Zum Hausarzt weiterbilden

Fit für Beruf als Hausarzt

Ein Hausarzt muss oft umfangreiche Entscheidungen treffen – für den Patienten, für seine Praxis und sich. Um Mediziner besser darauf vorzubereiten und sie für den Beruf zu gewinnen, werden sie künftig speziell weitergebildet.

Von Notstand sprechen Experten – noch – nicht. Dennoch fehlt es an Hausärzten in Westfalen-Lippe. Derzeit sind bereits 25 Kommunen in dem För­derverzeichnis der Kassenärztlichen Vereinigung Westfalen-Lippe (KVWL) gelistet. In diesen Städten und Gemeinden besteht die Sorge, dass aufgrund der Arztdichte, der Altersstruktur sowie der Auslastung und Entwicklung der Arztzahlen der hausärztliche Versorgungsgrad auf 75 % rutscht. In Borg­holzhausen im Kreis Güters­loh ist das schon jetzt der Fall. Gefährdet sind aber auch Orte wie Brilon, Gütersloh, Kierspe, Löhne, Menden, Oelde, Rhede oder Werdohl, um nur einige zu nennen.
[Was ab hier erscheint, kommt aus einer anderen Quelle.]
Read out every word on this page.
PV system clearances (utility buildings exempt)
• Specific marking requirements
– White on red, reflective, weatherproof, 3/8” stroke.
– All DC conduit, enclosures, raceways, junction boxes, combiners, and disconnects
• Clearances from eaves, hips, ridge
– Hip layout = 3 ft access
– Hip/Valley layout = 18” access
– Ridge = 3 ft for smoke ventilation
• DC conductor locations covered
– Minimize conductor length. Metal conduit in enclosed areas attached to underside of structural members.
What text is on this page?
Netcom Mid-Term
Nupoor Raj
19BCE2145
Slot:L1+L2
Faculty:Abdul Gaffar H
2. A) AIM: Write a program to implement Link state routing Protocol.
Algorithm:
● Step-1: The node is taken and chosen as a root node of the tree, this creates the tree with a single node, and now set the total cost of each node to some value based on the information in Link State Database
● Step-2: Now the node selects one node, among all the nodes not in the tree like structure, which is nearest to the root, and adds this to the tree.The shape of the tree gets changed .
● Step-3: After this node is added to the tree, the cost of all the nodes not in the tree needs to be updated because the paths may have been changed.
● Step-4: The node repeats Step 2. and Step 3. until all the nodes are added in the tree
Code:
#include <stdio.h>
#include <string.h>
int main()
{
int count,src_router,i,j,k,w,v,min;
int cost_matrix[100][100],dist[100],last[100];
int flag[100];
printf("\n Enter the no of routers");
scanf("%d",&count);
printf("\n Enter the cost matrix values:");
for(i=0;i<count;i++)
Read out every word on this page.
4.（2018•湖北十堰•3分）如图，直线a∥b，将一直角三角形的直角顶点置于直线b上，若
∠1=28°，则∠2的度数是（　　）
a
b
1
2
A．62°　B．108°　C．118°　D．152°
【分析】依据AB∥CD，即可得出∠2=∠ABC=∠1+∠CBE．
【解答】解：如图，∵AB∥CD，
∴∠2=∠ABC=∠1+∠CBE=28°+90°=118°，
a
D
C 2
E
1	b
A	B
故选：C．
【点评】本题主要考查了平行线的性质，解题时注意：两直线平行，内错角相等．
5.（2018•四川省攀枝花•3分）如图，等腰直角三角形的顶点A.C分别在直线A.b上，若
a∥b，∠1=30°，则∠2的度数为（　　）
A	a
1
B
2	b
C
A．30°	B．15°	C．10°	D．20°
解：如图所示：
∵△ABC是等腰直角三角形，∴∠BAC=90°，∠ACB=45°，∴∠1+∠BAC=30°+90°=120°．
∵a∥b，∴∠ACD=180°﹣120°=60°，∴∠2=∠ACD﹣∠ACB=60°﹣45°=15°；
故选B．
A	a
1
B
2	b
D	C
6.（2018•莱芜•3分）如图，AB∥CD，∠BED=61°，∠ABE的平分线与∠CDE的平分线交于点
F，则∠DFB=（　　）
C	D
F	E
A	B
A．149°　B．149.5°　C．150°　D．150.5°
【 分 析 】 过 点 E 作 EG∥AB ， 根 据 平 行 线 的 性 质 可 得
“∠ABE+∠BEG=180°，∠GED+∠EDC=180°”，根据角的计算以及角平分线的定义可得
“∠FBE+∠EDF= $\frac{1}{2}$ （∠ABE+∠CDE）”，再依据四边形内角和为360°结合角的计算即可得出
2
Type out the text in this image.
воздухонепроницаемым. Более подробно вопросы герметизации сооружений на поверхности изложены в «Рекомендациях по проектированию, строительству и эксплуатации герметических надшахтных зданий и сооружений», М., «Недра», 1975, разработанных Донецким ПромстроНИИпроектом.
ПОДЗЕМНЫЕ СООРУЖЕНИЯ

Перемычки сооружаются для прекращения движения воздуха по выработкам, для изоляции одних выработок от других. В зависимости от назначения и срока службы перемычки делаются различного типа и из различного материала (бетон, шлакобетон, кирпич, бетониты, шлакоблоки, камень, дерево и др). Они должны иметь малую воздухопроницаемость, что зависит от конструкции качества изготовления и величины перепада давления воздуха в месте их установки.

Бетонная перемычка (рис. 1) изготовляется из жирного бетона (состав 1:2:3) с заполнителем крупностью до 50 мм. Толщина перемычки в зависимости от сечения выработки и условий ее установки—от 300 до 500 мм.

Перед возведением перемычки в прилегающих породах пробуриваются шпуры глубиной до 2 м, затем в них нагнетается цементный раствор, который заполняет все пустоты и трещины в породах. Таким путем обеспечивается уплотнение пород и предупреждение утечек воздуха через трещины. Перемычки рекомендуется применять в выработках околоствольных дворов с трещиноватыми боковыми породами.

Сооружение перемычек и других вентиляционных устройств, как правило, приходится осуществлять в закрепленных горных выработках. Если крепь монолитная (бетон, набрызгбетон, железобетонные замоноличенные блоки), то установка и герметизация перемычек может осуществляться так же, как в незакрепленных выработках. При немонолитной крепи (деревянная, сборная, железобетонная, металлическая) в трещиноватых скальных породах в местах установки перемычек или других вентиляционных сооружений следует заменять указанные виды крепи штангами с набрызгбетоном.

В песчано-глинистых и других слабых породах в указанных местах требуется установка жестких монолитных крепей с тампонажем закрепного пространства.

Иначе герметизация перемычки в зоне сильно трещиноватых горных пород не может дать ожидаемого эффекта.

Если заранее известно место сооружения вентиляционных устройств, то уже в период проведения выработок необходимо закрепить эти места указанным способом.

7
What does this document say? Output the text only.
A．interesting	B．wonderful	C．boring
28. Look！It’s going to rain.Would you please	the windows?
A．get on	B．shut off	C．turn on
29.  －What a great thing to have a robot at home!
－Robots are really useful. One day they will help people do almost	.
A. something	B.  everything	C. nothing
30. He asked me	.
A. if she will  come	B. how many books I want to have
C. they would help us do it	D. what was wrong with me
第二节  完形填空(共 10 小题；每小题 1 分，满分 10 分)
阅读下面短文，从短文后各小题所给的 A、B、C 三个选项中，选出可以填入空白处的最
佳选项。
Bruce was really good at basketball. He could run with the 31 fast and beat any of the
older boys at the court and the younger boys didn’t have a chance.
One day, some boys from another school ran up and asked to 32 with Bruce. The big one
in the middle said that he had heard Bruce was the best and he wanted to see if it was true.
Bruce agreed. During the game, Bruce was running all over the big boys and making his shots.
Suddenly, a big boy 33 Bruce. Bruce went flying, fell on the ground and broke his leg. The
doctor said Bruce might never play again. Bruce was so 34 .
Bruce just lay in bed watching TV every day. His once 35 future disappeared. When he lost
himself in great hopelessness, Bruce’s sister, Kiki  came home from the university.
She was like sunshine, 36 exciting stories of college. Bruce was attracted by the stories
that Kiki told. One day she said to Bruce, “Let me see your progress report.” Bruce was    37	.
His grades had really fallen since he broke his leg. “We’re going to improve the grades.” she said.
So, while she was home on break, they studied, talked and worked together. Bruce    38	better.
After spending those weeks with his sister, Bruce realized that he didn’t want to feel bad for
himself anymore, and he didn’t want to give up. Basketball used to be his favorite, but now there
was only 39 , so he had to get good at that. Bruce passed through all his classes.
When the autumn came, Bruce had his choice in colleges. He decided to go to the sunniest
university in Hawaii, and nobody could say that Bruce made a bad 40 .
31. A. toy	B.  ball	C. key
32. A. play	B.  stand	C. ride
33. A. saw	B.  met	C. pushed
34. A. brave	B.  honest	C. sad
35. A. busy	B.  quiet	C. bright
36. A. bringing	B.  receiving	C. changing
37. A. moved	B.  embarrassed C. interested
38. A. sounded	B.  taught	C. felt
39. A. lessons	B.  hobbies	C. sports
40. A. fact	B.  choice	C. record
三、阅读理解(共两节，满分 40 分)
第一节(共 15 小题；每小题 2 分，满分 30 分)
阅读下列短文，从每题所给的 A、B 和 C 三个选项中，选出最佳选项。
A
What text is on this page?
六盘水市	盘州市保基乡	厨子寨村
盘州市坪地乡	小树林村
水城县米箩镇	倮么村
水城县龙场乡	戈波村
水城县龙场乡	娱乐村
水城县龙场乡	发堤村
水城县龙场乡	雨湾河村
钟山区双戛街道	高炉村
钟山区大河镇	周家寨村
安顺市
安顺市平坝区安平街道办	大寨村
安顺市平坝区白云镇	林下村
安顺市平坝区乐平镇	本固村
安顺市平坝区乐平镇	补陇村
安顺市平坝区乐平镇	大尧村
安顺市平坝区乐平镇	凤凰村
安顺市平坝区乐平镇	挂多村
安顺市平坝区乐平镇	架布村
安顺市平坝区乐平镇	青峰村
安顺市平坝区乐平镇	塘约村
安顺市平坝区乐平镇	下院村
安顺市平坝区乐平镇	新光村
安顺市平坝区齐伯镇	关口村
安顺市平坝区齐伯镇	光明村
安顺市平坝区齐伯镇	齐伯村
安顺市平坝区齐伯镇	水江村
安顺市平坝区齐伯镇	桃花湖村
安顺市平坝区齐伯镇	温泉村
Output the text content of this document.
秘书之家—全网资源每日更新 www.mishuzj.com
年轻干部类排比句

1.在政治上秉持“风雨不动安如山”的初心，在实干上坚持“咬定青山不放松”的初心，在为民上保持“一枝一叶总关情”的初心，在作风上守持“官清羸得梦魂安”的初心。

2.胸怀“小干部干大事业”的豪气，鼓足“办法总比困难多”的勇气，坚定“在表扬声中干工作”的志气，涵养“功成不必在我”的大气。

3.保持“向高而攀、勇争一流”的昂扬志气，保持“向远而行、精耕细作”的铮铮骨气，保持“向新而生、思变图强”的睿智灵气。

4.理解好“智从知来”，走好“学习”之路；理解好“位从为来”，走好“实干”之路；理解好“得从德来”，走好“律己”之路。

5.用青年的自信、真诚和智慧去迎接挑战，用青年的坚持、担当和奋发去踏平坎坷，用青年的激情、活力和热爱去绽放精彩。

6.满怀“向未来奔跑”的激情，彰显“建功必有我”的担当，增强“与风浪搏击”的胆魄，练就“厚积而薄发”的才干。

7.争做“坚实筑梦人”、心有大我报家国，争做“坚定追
Viele arbeiten in Teilzeit

Derzeit sind 4172 Mediziner in Westfalen-Lippe in der hausärztlichen Versorgung tätig. „1391, also rund 33 %, von ihnen sind über 60 Jahre alt“, sagt Dr. med. Norbert Hartmann, Vorsitzender des Ausschusses „Hausärztliche Versorgung“ der Ärztekammer Westfalen-Lippe. Demnach müssten jährlich etwa 150 Ärzte ersetzt werden, die altersbedingt aus der hausärztlichen Versorgung ausscheiden. In fünf bis zehn Jahren werde der jährliche Bedarf auf 180 ansteigen, lautet die Analyse der Ärztekammer Westfalen-Lippe.

Doch obwohl die Anzahl der Fachärzte in der hausärztlichen Versorgung seit 2015 zugenommen hat, reicht diese nicht aus, um die Versorgung flächendeckend zu gewährleisten. „Ein Grund ist, dass immer mehr Ärzte nur noch in Teilzeit tätig sind, und das betrifft alle Altersgruppen“, sagt Prof. Dr. Wolfgang Wehrmann von der Kassenärztlichen Vereinigung Westfalen-Lippe.

Nachfolger besser fördern

Die KVWL versucht der Situation mittels vielerlei Maßnahmen entgegenzusteuern. So fördert sie Allgemeinmediziner, die in einem der gelisteten Orte einen hausärztlichen Versorgungsauftrag übernehmen. Diese können dann beispielsweise ein Praxisdarlehn erhalten, von einer Umsatzgarantie für die ersten zwei Jahre profitieren oder Kostenzuschüsse von bis zu 50  000 € für die Praxiseinrichtung in Anspruch nehmen.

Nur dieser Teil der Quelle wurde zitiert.